I attended the annual meeting of the CECP, fittingly held at the board room of the New York Stock Exchange. CECP was founded 15 years ago by the late actor Paul Newman, real estate investor Peter Malkin and former Goldman Sachs CEO John Whitehead to persuade business leaders to invest in their communities. The focus of CECP has been to provide a best practices guide to companies engaging in philanthropy.
Most recent statistics from the CECP indicate that corporate philanthropy has risen by 50 percent in the past five years. The primary focus areas for corporate donations are Education (29 percent), Health and Social Services (28 percent) and Community Development (18 percent). Companies are concentrating their spending in one or two areas, instead of diffusing the money across multiple causes. The donations come in cash or in pro bono time afforded to employees seeking to give back.
Daryl Brewster, CEO of CECP and former senior executive at Campbell’s Soup Company, told the audience of CEOs and chairpersons of large companies such as General Mills, Cargill, Carlson Holdings, Chobani and Walmart that he believed deeply in the words of management guru Peter Drucker, who said, “Every single social and global issue of our day is a business opportunity in disguise.”

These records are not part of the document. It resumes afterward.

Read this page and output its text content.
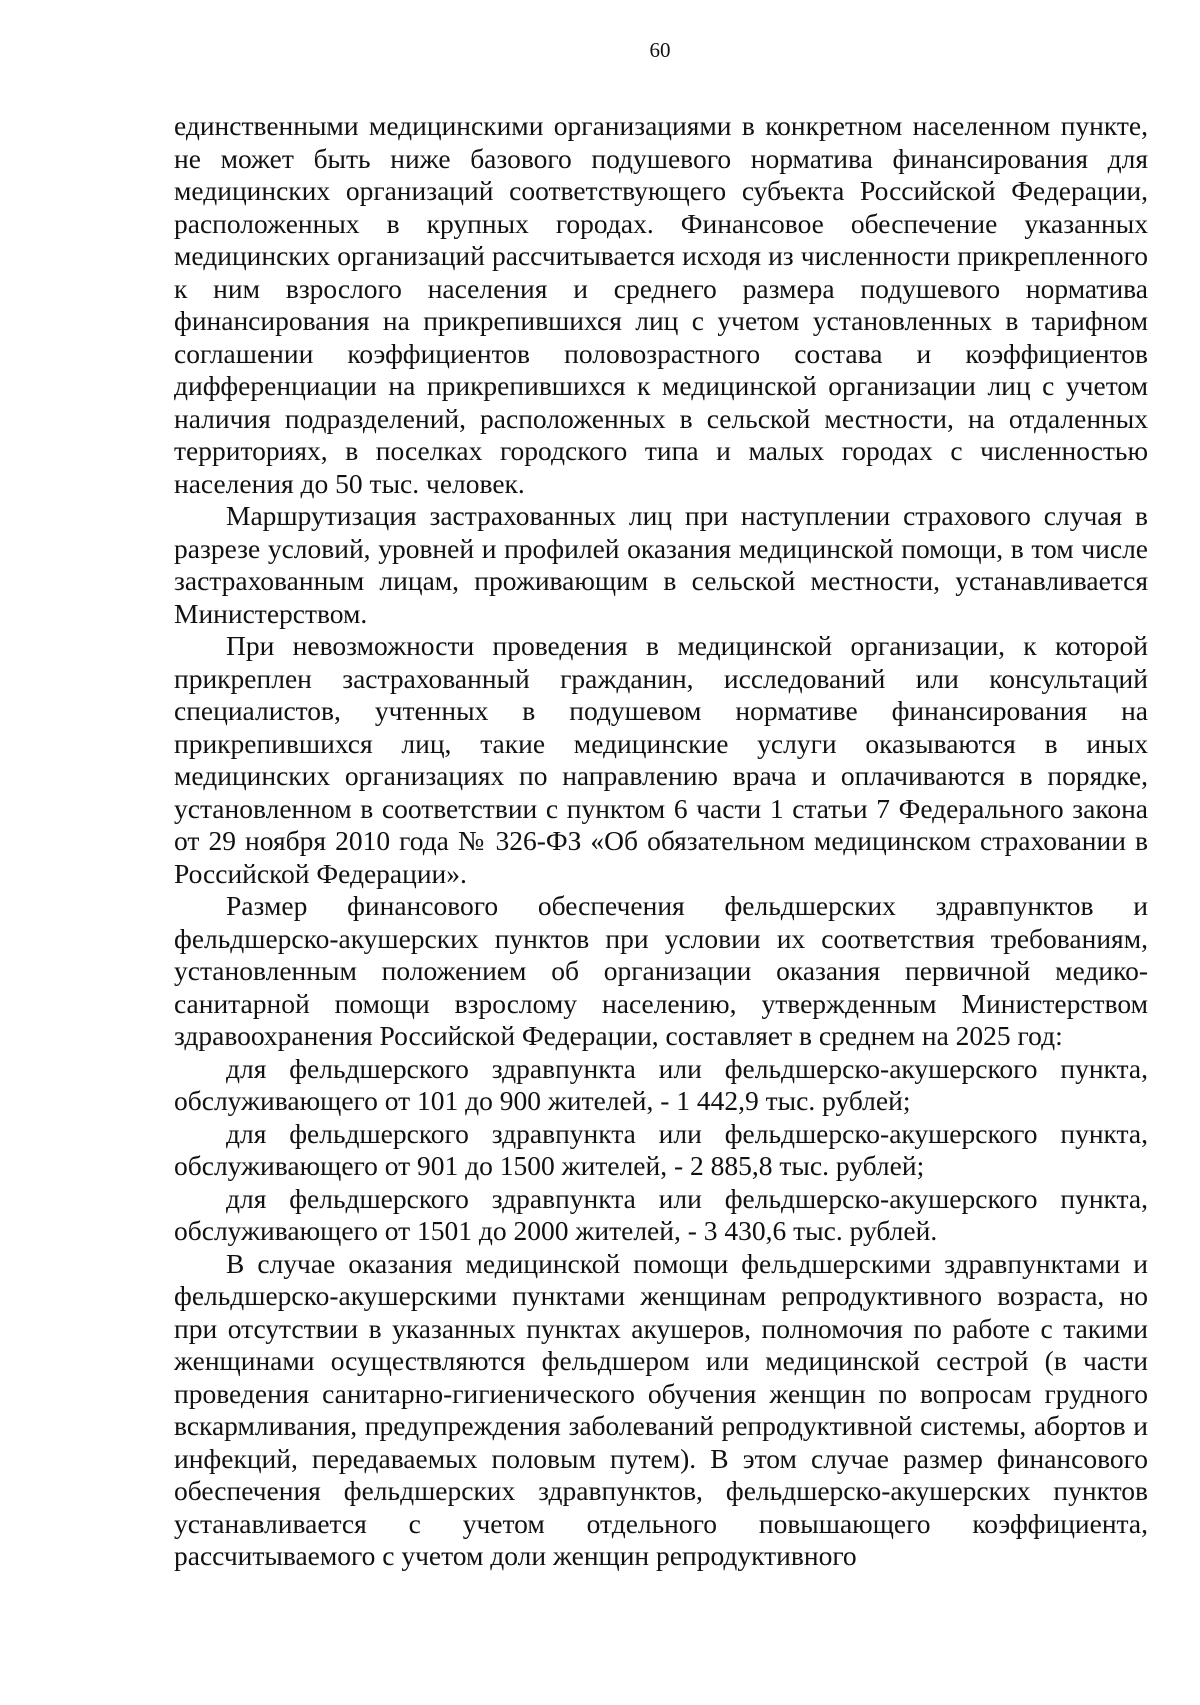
60

единственными медицинскими организациями в конкретном населенном пункте, не может быть ниже базового подушевого норматива финансирования для медицинских организаций соответствующего субъекта Российской Федерации, расположенных в крупных городах. Финансовое обеспечение указанных медицинских организаций рассчитывается исходя из численности прикрепленного к ним взрослого населения и среднего размера подушевого норматива финансирования на прикрепившихся лиц с учетом установленных в тарифном соглашении коэффициентов половозрастного состава и коэффициентов дифференциации на прикрепившихся к медицинской организации лиц с учетом наличия подразделений, расположенных в сельской местности, на отдаленных территориях, в поселках городского типа и малых городах с численностью населения до 50 тыс. человек.

Маршрутизация застрахованных лиц при наступлении страхового случая в разрезе условий, уровней и профилей оказания медицинской помощи, в том числе застрахованным лицам, проживающим в сельской местности, устанавливается Министерством.

При невозможности проведения в медицинской организации, к которой прикреплен застрахованный гражданин, исследований или консультаций специалистов, учтенных в подушевом нормативе финансирования на прикрепившихся лиц, такие медицинские услуги оказываются в иных медицинских организациях по направлению врача и оплачиваются в порядке, установленном в соответствии с пунктом 6 части 1 статьи 7 Федерального закона от 29 ноября 2010 года № 326-ФЗ «Об обязательном медицинском страховании в Российской Федерации».

Размер финансового обеспечения фельдшерских здравпунктов и фельдшерско-акушерских пунктов при условии их соответствия требованиям, установленным положением об организации оказания первичной медико-санитарной помощи взрослому населению, утвержденным Министерством здравоохранения Российской Федерации, составляет в среднем на 2025 год:

для фельдшерского здравпункта или фельдшерско-акушерского пункта, обслуживающего от 101 до 900 жителей, - 1 442,9 тыс. рублей;

для фельдшерского здравпункта или фельдшерско-акушерского пункта, обслуживающего от 901 до 1500 жителей, - 2 885,8 тыс. рублей;

для фельдшерского здравпункта или фельдшерско-акушерского пункта, обслуживающего от 1501 до 2000 жителей, - 3 430,6 тыс. рублей.

В случае оказания медицинской помощи фельдшерскими здравпунктами и фельдшерско-акушерскими пунктами женщинам репродуктивного возраста, но при отсутствии в указанных пунктах акушеров, полномочия по работе с такими женщинами осуществляются фельдшером или медицинской сестрой (в части проведения санитарно-гигиенического обучения женщин по вопросам грудного вскармливания, предупреждения заболеваний репродуктивной системы, абортов и инфекций, передаваемых половым путем). В этом случае размер финансового обеспечения фельдшерских здравпунктов, фельдшерско-акушерских пунктов устанавливается с учетом отдельного повышающего коэффициента, рассчитываемого с учетом доли женщин репродуктивного
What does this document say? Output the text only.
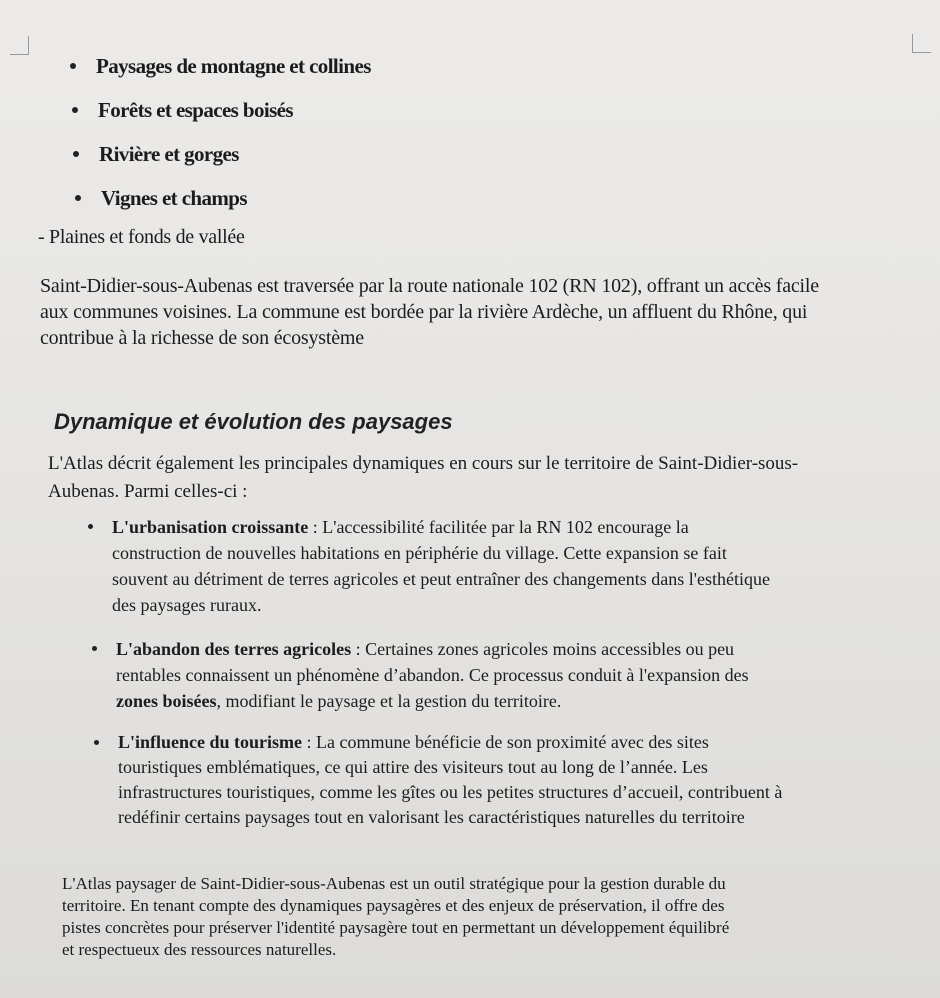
Paysages de montagne et collines
Forêts et espaces boisés
Rivière et gorges
Vignes et champs
- Plaines et fonds de vallée
Saint-Didier-sous-Aubenas est traversée par la route nationale 102 (RN 102), offrant un accès facile
aux communes voisines. La commune est bordée par la rivière Ardèche, un affluent du Rhône, qui
contribue à la richesse de son écosystème
Dynamique et évolution des paysages
L'Atlas décrit également les principales dynamiques en cours sur le territoire de Saint-Didier-sous-
Aubenas. Parmi celles-ci :
L'urbanisation croissante : L'accessibilité facilitée par la RN 102 encourage la
construction de nouvelles habitations en périphérie du village. Cette expansion se fait
souvent au détriment de terres agricoles et peut entraîner des changements dans l'esthétique
des paysages ruraux.
L'abandon des terres agricoles : Certaines zones agricoles moins accessibles ou peu
rentables connaissent un phénomène d’abandon. Ce processus conduit à l'expansion des
zones boisées, modifiant le paysage et la gestion du territoire.
L'influence du tourisme : La commune bénéficie de son proximité avec des sites
touristiques emblématiques, ce qui attire des visiteurs tout au long de l’année. Les
infrastructures touristiques, comme les gîtes ou les petites structures d’accueil, contribuent à
redéfinir certains paysages tout en valorisant les caractéristiques naturelles du territoire
L'Atlas paysager de Saint-Didier-sous-Aubenas est un outil stratégique pour la gestion durable du
territoire. En tenant compte des dynamiques paysagères et des enjeux de préservation, il offre des
pistes concrètes pour préserver l'identité paysagère tout en permettant un développement équilibré
et respectueux des ressources naturelles.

What I observe is an inexorable move by business leaders to go beyond philanthropy and corporate social responsibility toward a more fundamental commitment to change the reality of their company operations on the basis of a more pro-social agenda. Whether putting sustainability at the core of supply chain or raising wages for workers in order to attract the best and brightest or eliminating a certain class of products from store shelves on the basis of contradiction of corporate purpose, the CEOs are making brave moves to change the essential contract between business and society. Now it is not enough to meet the legal obligation, it is essential to reach beyond societal expectation.
I am proud that Edelman worked with CVS on its recent decision to stop selling cigarettes and other tobacco products. And yesterday in Washington, D.C., the CEO of our client GE, Jeff Immelt, delivered a stirring address on the future of energy, in which he said, “We believe in climate science and we really lead with innovation… Efficiency and economics are going to trump just green. We don’t think you have to give up on one to do the other… solving problems is what innovation is all about.”
He went on to say that GE is investing in low cost renewables, industrial water re-use, monetization of natural gas and analytics/sensors that “help the environment and drive economics at the same time.” The company is not waiting for government policy at the Federal level. “States and cities can have an immense influence,” he noted. “We are constructive about where the future could be, but we don’t wait on things to happen… (we are) willing to invest even with uncertainty to drive results.”
Aretha Franklin, noted R&B singer in the 70s and 80s, had a hit song called, “Sisters Are Doin’ It For Themselves.” Her lyrics stated, “Now there was a time when we used to say that behind every great man there had to be a great woman. But in these times of change you know that it’s no longer true, So we’re coming out of the kitchen ‘cause there’s something we forgot to say to you. We say, ‘Sisters are doing it for themselves.’”
Rather than waiting for old man government to establish new rules and set the context for change, true leaders are stepping out of the kitchen to the tune of Peter Drucker, “Business is where innovation meets unmet need.”
Richard Edelman is president and CEO.